A peregrine falcon’s prey probably never sees death approach. That’s because a falcon is just so fast — the fastest animal on the planet, capable of reaching speeds of more than 320 kilometers per hour during a nose-dive to attack its chosen meal. That’s faster than a lot of expensive performance cars.
Given the speeds involved in such a dive, it’s not so surprising that these attack moves have proved difficult to study. But a clever experiment with a trained falcon has found that the birds get a little unexpected help from some specialized feathers in controlling their motion. The research, led by Benjamin Ponitz at TU Bergakademie Freiberg in Germany, was published February 5 in PLOS ONE.
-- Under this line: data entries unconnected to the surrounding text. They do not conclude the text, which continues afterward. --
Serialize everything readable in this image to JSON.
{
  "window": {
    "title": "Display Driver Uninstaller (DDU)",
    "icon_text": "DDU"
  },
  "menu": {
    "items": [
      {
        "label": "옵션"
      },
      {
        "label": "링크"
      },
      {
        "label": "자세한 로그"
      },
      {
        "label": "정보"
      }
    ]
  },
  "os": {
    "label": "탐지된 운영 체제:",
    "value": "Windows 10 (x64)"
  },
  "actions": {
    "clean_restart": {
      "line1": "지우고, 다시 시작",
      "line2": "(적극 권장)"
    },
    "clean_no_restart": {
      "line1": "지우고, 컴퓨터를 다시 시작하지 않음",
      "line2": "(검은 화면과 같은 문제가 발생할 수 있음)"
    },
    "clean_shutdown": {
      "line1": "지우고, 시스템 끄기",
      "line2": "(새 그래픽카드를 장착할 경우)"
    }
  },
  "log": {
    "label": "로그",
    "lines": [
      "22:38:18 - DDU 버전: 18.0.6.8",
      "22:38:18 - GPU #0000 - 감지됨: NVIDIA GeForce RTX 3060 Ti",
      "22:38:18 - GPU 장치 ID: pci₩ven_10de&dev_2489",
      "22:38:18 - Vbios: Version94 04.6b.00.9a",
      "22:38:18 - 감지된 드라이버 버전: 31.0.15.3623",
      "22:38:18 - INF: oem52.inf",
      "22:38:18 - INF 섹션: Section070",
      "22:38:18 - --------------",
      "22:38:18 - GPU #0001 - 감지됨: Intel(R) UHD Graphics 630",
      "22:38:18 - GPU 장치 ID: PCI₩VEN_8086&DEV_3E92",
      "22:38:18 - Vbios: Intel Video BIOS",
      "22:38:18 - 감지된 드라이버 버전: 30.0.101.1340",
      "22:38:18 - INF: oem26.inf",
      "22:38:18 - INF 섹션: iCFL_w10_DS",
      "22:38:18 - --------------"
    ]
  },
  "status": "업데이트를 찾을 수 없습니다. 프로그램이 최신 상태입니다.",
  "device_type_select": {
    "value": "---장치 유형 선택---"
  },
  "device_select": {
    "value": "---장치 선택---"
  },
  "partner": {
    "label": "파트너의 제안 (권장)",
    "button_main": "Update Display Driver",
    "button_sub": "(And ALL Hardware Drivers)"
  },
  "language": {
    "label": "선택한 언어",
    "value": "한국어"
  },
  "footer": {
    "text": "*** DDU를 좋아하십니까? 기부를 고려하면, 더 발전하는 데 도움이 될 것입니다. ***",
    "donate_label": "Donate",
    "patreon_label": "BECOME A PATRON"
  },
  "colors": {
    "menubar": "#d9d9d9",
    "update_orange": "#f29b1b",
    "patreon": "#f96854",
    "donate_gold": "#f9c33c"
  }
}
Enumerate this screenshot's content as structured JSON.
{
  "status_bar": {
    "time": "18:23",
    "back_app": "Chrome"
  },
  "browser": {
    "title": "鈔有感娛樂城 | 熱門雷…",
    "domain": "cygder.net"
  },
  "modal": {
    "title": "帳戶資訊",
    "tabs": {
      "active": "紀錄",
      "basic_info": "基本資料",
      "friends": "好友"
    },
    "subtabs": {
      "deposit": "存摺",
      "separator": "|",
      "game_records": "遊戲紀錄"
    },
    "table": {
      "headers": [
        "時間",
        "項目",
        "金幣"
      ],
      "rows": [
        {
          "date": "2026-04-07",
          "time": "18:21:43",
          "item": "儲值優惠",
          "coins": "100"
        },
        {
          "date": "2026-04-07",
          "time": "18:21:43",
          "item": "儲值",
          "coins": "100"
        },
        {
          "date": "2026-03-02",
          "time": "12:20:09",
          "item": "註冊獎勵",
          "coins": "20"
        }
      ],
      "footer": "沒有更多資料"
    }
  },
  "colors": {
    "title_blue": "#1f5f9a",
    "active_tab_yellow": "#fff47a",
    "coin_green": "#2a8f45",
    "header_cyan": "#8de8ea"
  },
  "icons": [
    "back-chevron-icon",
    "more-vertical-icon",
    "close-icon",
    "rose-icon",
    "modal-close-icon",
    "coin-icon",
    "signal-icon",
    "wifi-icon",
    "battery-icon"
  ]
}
The researchers worked with a falconer, who trained his falcon to dive off a 60-meter-tall dam in Hellenthal, Germany. The scientists then recorded 35 flights with a stereo high-speed camera system and a couple of high-resolution digital cameras. Because all the flights took place in the same spot, the images could be easily matched by lining up features on the dam wall, such as a painting of a deer. (There was no explanation of why the dam had a painting of a deer on it.)
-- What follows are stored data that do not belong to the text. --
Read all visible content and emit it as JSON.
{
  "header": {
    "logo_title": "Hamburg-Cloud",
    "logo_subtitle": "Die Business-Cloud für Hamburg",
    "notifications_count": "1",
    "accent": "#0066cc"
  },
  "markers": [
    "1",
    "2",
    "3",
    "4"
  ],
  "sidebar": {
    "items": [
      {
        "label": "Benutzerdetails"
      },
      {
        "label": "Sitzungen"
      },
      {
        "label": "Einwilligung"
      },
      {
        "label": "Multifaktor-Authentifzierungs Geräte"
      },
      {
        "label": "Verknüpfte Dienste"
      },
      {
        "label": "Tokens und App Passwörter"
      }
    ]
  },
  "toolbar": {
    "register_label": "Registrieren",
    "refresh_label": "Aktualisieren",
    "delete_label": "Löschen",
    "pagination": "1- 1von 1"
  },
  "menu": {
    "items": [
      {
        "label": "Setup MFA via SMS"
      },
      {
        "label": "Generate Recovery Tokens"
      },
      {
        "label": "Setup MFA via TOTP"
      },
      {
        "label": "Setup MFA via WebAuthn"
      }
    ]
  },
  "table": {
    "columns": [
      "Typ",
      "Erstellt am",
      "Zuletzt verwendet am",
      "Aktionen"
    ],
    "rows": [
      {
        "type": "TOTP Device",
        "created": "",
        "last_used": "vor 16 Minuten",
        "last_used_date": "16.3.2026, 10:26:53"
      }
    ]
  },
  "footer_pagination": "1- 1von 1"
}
A falcon’s dive, the experiment revealed, could be divvied up into six phases:
- Acceleration/diving phase (0-1.1 seconds): The bird increases its velocity to 81 kilometers per hour, covering a vertical distance of 18.55 meters.
- Transient phase (1.1-1.3 seconds): The falcon continues its dive at a near constant speed.
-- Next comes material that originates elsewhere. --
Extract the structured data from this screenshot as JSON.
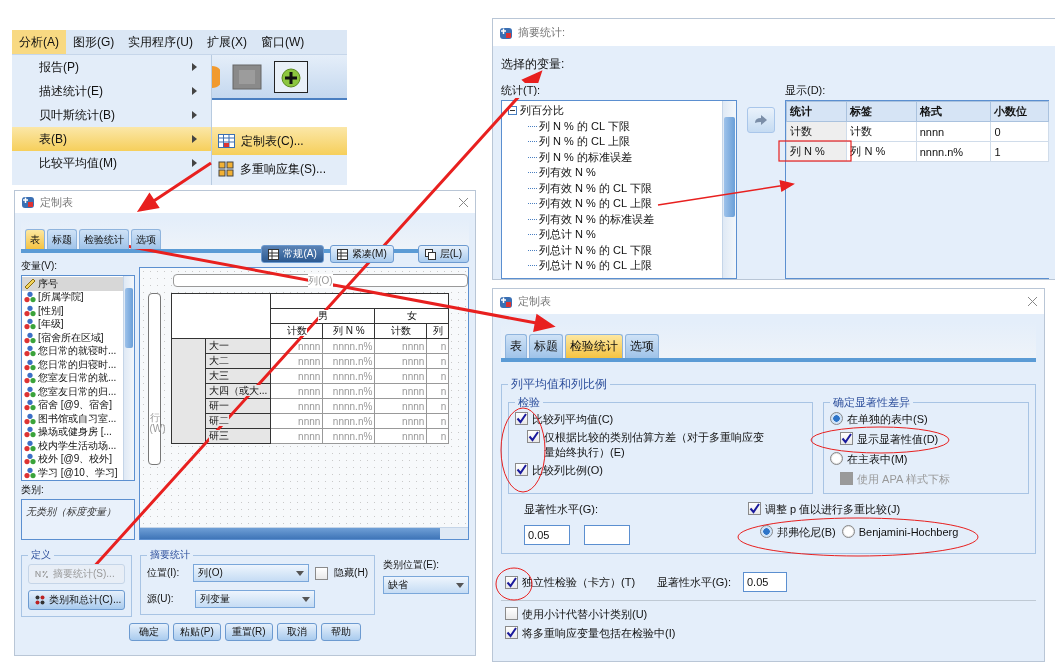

- Deceleration and flight correction (1.3-2.6 seconds): The bird slows down to 70 km/hand flattens out its path of flight.
- Pull out phase (2.6-3.5 seconds): The falcon opens up its wings, reducing its speed by about half and readying itself for landing.
- First landing phase (3.5-5.0 seconds): The bird travels at constant speed across the ground.
- Second landing phase (5.0 to 6.8 seconds): The bird decelerates completely and touches down.
One of the falcon’s flights off the dam served as a model for a faux falcon that was tested in a wind tunnel. The wind tunnel experiments let the researchers examine how air moved across the bird’s body during its flight.
The wind tunnel research showed that there was an area on the bird’s body where the air wasn’t flowing as it did elsewhere. The researchers went back to their photographs and discovered that there were feathers in that region that popped up during the dive. At other times, the feathers laid flat. The feathers probably help the air to flow properly across the falcon’s body during its dive, the researchers say.
For researchers to determine the function of those feathers, they’d probably have to tape them down or otherwise manipulate them on a real falcon, then let the bird loose. I’m not sure that’s a great idea, though, because the worst-case scenario could be a deadly belly flop for a bird known for its spectacular dives.